The Supreme Court has decided that Etobicoke-Centre does not need a by-election. You can find the text of the judgement here.
It was a close count, a 4 to 3 decision, which means partisan opponents who want to yell “Fix!” can keep doing so. But there is this in the majority judgement:
We are dealing here with a challenge based on administrative errors. There is no allegation of any fraud, corruption or illegal practices. Nor is there any suggestion of wrongdoing by any candidate or political party. Given the complexity of administering a federal election, the tens of thousands of election workers involved, many of whom have no on-the-job experience, and the short time frame for hiring and training them, it is inevitable that administrative mistakes will be made. If elections can be easily annulled on the basis of administrative errors, public confidence in the finality and legitimacy of election results will be eroded. Only irregularities that affect the result of the election and thereby undermine the integrity of the electoral process are grounds for overturning an election.
… On these five occasions in his reasons for judgment, when making crucial findings of fact as to the validity of the votes, the application judge misstated the onus of proof. Instead of asking whether Mr. Wrzesnewskyj, the applicant, had satisfied his onus of establishing an irregularity, the application judge asked instead whether Mr. Opitz had established that there was no irregularity, thereby effectively shifting the burden of proof.

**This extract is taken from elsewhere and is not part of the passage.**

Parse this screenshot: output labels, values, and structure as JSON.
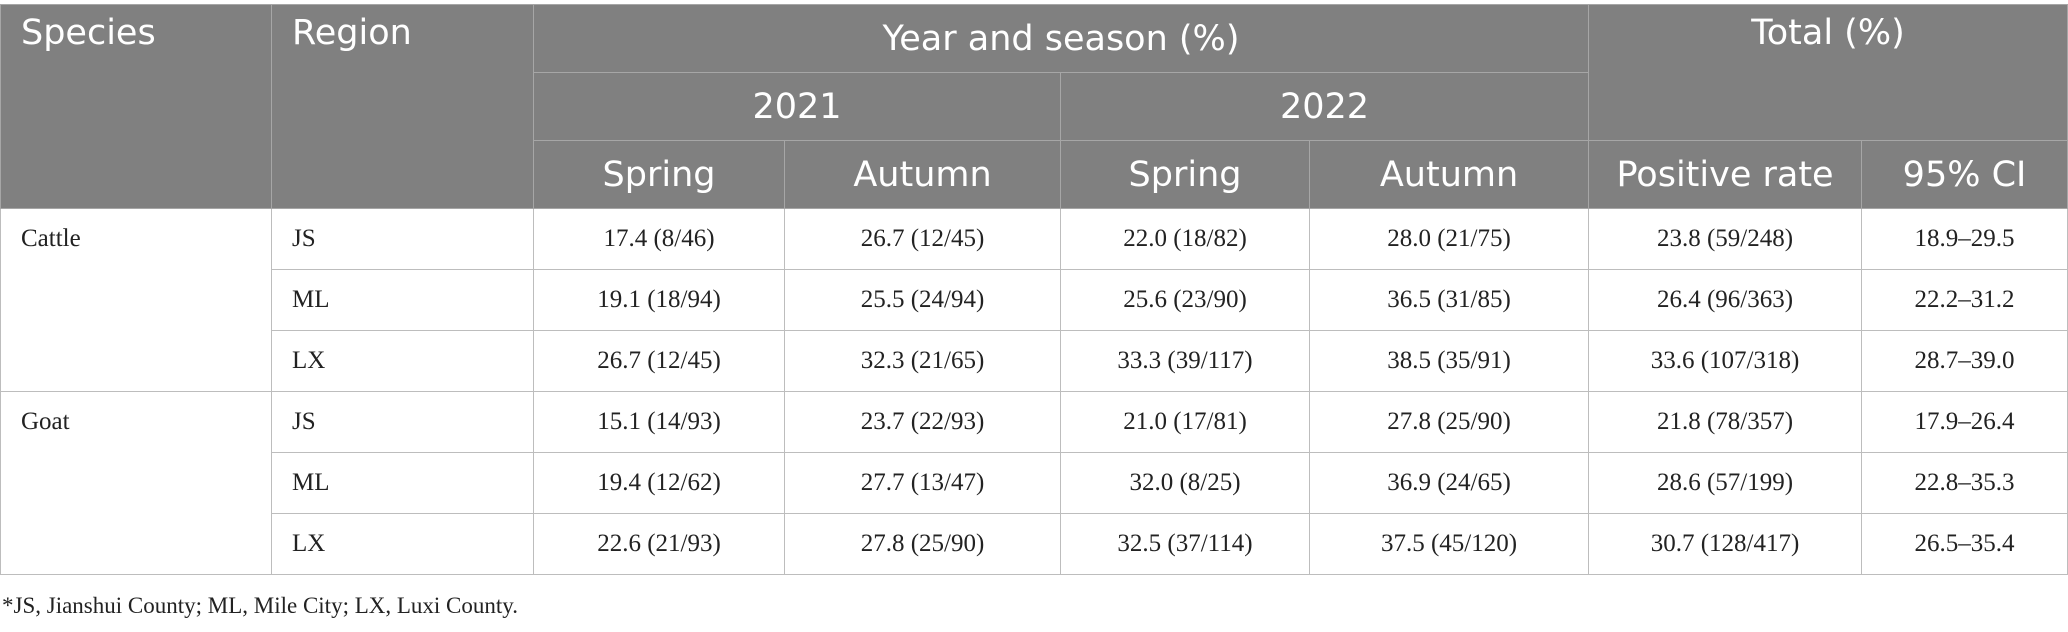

Because the application judge misstated the onus of proof a number of times in the course of his analysis, we cannot be confident that he applied the correct onus in arriving at his findings: R. v. Couture, 2007 SCC 28,  2 S.C.R. 517, at paras. 85-86. Overturning an election is a very serious matter. In order to uphold the findings of the application judge, we must be satisfied that he not only appreciated which of the parties bore the onus, but also that he applied the correct onus in arriving at his critical findings of fact. We cannot be so satisfied.
In a nutshell: the nature and level of irregularity for the votes that Borys Wrzesnewskyj wanted tossed out, wasn’t bad enough to justify the tossing.
Frankly, the best alternative for Mr. Wrzesnewskyj is this: wait until the next election, then ask the electorate of Etobicoke-Centre to judge whether Ted Opitz has done a good job as MP, and if he hasn’t, vote him back in. Worst that can happen (from his point of view) is that he loses. Again.